Oseltamivir is an antiviral, which acts by inhibiting viral neuraminidase that is required for the virus to be released from the host cells. Researchers reported that oseltamivir reduces inflammation. It is one of the mechanisms suggested in the reduction of influenza symptoms (Bird et al., 2015) and in the production of antipyretic effect (Treanor et al., 2000). Oseltamivir is primarily used for the treatment of influenza A and B infections. Oseltamivir’s target viral enzyme neuraminidase cleaves the sialic acid residues present terminally on carbohydrate moieties of host cell membrane and influenza virus envelop (Treanor et al., 2000). This process breaks down the membrane barriers and causes the release of progeny viruses from the host cells. Through the same process, new virion infects other cells. The neuraminidase inhibitors bring about the static infectious condition and make available these virions to the macrophages intracellularly (McKimm-Breschkin, 2013).
Sialidases are recognised as analogues to viral neuraminidase in humans, and they have been termed as human neuraminidases (hNEU). Exploration of hNEU chemistry and pharmacology revealed to exhibit the same structure and function as that of viral neuraminidase (Magesh et al., 2009; Glanz et al., 2018; Keil et al., 2022). Four isomers of sialidase, which are now known as hNEU, have been recognised, and they hydrolyse sialosides, gangliosides and glycoproteins in humans (Seo et al., 2021). These enzymes were found to play pivotal roles in different pathological states such as diabetes, (Easwaran et al., 2023a), cancers (Reddy et al., 2015) and neurodegenerative disorders (Miyagi and Taniguchi, 2008). hNEU-1 is the most abundant isoform of enzyme among all hNEU, which is present in lysosomes and plasma membrane and is a part of membrane complex (Maurice et al., 2016). hNEU-1 cleaves sialic acid from oligosaccharides and glycoproteins, and it has no effect on gangliosides. Sialidase (hNEU-2) localises in cytosol and catalyses sialic acid from verities of glycans. Sialidase (hNEU-3) is predominantly associated with plasma membrane and it selectively causes desialylation of gangliosides. Fourth isoform of sialidase (hNEU-4) exists mainly on membranes of cell organelles and possesses broad choice of glycan selectivity (Magesh et al., 2006).

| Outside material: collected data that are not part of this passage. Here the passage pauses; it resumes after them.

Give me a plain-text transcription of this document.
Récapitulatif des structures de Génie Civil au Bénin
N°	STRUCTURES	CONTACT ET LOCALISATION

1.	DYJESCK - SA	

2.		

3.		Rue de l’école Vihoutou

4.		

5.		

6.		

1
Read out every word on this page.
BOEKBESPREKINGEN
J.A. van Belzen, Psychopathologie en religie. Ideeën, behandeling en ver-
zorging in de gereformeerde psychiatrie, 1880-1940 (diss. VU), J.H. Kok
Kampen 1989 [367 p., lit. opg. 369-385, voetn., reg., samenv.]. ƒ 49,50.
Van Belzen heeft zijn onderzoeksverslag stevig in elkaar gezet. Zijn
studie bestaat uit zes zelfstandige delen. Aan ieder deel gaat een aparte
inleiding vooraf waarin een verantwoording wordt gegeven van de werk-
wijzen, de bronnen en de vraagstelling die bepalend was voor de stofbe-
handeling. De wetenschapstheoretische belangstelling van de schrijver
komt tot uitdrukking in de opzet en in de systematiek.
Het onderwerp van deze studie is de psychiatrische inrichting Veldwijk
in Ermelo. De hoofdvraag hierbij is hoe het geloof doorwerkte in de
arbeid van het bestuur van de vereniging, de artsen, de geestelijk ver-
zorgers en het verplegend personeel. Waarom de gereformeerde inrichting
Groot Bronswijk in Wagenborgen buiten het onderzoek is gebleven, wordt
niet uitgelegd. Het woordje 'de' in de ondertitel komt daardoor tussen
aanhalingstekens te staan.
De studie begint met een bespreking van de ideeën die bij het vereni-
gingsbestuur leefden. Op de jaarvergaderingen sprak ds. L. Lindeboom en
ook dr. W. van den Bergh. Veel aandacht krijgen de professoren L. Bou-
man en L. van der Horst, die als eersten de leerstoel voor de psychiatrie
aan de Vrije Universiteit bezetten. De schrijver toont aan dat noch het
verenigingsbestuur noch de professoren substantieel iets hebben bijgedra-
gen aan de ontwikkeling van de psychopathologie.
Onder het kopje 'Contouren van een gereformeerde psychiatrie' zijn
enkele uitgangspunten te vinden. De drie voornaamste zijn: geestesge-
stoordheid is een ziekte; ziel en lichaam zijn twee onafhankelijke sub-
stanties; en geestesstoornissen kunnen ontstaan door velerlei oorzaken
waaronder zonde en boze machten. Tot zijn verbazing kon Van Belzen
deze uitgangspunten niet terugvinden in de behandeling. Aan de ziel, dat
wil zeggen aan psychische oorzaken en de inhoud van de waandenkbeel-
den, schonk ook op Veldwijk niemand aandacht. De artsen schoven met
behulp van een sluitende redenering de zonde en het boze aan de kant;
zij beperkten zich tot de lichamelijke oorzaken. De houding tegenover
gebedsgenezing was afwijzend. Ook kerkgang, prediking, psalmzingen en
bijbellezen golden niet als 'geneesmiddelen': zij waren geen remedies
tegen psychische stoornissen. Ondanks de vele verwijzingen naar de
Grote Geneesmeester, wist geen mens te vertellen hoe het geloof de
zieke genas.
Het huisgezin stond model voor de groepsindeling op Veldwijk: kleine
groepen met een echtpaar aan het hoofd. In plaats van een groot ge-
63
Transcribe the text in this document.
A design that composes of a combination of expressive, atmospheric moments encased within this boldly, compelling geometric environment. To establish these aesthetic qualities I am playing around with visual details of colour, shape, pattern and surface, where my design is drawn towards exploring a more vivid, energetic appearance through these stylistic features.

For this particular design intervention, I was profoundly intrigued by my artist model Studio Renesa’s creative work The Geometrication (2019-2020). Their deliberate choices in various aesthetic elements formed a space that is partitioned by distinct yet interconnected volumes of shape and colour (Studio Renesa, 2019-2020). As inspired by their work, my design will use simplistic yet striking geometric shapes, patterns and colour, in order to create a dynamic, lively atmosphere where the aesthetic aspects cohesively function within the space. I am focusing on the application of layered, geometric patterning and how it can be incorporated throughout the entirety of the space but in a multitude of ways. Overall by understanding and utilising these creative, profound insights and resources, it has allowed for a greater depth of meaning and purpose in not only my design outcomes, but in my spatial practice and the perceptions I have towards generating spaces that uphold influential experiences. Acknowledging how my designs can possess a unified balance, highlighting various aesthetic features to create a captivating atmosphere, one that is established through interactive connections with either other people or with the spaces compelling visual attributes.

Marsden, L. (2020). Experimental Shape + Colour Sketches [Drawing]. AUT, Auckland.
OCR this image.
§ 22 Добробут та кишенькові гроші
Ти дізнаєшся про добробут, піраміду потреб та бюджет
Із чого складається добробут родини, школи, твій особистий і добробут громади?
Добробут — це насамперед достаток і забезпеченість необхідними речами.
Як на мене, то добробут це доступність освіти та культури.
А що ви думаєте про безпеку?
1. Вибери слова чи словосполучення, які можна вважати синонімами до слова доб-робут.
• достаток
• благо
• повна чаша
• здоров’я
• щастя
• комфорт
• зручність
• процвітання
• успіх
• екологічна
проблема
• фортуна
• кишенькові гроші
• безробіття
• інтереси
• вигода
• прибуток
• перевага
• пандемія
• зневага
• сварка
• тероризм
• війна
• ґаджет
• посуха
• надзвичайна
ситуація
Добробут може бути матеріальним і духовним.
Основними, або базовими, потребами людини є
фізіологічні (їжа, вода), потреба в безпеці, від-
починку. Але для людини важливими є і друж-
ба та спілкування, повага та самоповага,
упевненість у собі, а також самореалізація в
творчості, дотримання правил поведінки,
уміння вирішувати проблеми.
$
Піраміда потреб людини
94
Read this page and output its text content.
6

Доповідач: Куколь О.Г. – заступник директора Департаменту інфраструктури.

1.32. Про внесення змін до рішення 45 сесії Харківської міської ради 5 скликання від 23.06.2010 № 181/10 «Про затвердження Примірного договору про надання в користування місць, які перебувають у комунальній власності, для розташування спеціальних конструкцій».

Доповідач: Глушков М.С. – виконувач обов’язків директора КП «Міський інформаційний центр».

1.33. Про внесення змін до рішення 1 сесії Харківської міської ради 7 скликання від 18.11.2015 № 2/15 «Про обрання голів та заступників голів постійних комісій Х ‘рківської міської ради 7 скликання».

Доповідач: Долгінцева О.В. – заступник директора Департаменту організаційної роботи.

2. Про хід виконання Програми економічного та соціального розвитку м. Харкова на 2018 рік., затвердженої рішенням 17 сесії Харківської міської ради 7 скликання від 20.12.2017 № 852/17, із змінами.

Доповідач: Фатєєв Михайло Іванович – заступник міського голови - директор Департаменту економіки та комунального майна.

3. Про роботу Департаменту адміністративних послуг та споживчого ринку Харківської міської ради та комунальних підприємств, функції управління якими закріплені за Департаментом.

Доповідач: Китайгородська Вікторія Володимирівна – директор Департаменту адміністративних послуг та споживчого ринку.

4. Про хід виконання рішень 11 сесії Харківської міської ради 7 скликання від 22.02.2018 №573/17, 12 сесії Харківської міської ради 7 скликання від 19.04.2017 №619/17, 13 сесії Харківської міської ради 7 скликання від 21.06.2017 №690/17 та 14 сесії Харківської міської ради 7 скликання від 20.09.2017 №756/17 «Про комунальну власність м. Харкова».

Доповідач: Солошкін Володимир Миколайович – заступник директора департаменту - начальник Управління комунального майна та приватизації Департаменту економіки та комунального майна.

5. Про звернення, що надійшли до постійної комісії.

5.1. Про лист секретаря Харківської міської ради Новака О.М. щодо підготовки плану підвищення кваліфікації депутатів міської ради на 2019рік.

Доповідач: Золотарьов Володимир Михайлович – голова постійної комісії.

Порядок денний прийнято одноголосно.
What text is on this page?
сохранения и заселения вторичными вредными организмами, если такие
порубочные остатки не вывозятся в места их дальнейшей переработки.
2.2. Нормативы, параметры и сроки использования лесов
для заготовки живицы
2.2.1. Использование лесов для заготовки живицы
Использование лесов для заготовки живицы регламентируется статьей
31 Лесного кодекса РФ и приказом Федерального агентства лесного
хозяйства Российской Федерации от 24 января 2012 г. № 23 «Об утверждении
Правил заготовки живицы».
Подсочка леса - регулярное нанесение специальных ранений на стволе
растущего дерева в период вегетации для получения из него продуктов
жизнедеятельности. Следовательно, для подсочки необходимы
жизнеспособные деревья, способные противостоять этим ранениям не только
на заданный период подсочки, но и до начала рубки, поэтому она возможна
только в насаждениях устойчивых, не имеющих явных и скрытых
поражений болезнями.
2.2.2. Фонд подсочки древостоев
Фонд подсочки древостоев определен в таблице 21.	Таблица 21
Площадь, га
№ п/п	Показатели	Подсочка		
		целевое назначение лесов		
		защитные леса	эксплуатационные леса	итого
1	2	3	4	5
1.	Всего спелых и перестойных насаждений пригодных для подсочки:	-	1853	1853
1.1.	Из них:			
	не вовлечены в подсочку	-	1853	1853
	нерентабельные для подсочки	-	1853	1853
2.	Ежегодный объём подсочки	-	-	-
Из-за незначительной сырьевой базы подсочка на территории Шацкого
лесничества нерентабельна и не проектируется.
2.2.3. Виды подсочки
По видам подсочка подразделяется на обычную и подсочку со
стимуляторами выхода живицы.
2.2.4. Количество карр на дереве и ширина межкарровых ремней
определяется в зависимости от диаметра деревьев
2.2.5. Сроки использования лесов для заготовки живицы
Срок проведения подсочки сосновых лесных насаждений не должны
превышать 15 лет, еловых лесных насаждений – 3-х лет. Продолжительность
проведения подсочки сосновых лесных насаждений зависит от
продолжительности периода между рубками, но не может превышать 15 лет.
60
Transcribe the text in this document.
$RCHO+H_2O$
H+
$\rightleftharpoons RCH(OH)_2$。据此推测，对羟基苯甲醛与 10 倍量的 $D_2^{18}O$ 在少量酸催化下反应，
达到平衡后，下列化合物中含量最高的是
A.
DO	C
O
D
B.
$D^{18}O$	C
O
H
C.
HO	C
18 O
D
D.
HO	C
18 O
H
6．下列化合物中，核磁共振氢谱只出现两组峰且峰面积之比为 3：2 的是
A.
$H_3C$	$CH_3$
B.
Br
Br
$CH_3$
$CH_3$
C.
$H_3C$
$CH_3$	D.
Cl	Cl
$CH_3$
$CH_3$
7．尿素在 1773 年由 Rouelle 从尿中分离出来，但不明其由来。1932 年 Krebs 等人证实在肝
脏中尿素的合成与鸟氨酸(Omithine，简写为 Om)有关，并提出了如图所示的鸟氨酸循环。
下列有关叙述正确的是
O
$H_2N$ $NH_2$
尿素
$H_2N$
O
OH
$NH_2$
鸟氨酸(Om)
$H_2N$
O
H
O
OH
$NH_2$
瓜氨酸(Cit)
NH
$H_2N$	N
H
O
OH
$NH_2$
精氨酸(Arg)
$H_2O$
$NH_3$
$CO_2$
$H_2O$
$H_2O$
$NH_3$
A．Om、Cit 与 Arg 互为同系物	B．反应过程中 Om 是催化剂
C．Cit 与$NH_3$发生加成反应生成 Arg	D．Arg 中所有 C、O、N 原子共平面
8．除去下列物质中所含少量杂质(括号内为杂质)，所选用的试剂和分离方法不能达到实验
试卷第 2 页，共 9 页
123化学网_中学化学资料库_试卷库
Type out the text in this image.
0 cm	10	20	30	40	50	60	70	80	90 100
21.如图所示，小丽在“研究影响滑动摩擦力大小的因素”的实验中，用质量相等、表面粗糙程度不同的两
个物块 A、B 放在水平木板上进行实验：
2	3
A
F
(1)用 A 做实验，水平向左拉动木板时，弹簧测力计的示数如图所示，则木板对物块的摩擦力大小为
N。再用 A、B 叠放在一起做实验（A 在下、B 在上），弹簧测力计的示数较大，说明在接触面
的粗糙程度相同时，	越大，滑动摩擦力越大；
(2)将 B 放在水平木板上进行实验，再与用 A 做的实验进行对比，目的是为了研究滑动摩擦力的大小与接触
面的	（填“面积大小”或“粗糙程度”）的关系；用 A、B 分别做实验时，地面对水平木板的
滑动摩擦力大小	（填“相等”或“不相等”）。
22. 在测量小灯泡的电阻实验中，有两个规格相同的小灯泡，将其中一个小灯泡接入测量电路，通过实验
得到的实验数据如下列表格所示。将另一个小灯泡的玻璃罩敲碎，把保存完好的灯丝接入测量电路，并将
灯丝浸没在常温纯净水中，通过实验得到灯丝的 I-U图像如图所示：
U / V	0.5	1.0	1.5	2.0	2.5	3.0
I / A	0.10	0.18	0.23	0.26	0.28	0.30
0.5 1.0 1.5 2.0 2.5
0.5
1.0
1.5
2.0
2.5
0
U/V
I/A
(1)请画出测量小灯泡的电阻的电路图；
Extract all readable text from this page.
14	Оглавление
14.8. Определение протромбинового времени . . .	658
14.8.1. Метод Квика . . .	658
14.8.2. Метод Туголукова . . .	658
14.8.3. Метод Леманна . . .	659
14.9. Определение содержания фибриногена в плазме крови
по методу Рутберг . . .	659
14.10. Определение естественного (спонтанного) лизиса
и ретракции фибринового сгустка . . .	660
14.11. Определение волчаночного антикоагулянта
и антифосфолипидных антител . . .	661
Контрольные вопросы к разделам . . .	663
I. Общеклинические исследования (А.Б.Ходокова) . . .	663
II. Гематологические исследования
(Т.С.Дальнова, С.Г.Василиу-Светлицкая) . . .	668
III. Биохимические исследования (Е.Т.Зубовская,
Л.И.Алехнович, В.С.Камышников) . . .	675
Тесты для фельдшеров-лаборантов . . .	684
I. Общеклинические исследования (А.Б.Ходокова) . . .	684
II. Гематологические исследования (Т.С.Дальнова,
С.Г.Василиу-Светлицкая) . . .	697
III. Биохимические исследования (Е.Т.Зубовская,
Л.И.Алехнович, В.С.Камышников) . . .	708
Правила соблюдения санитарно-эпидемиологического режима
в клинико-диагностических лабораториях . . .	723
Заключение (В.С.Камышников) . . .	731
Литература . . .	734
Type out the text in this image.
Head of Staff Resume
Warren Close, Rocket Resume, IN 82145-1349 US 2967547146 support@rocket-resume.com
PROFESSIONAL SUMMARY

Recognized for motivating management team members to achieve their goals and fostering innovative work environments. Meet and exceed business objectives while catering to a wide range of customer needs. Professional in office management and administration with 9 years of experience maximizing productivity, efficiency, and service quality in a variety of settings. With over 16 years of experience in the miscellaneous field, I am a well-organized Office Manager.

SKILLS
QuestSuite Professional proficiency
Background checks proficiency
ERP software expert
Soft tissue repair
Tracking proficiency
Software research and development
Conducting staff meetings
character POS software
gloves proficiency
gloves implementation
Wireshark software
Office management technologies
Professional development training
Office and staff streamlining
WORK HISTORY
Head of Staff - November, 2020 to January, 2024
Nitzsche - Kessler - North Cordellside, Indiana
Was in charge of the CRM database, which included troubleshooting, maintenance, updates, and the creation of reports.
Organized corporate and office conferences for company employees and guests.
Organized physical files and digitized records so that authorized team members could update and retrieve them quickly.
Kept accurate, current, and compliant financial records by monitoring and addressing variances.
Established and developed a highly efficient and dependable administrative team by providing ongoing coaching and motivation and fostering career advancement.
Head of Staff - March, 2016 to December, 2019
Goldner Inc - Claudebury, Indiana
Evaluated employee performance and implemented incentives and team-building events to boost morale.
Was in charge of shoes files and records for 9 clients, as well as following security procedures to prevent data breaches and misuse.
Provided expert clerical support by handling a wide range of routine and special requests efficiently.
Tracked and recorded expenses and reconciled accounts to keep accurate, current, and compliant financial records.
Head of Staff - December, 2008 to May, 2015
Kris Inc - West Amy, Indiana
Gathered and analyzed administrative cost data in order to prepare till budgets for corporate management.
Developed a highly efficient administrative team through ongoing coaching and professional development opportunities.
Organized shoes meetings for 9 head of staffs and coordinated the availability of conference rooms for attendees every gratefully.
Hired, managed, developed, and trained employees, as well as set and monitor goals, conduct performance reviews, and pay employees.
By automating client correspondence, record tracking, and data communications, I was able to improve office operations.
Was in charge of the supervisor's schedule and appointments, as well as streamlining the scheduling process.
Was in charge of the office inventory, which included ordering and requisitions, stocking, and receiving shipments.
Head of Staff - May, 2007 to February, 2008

Sialidases mediate cleavage reaction of glycoproteins, oligosaccharides and gangliosides. Sialidases also release sialic acid, which has been found to be involved in verities of biological processes including cancers, diabetes, neurodegeneration, inflammation and many more (Seo et al., 2021). Sialic acid releases play homeostatic as well as pathological roles. Sialic acid’s influence on neurons has been extensively studied by the researchers, and it has been found that sialidase mutations and generations of sialic acid are negatively associated with AD (Zhu et al., 2024). Sialic acid is required to activate many Siglec genes (primarily downregulated inflammation), which are required in stressful microglial environment and to protect the microglial cells (Khatua et al., 2013). However, this balance of microglial activation and inflammation disrupts in chronic cases and becomes the basis of neurodegeneration due to inflammatory upregulation (Gao et al., 2023). Sialic acid on gangliosides interacts with Ca+2 and facilitates the synaptic transmission, which in excess can lead to excitoxicity (Chahinian et al., 2024). Studies with increased serum sialic acid concentration in AD exhibited sialic to mediate the amyloid β (Aβ) association with gangliosides, which in turn leads to the Aβ plaque formation (Xiao et al., 2022). Sialic acid has been found to downregulate Siglec-3 (CD33). The stimulation of Siglec-3 is very well established in microglial protection (Puigdellívol et al., 2020).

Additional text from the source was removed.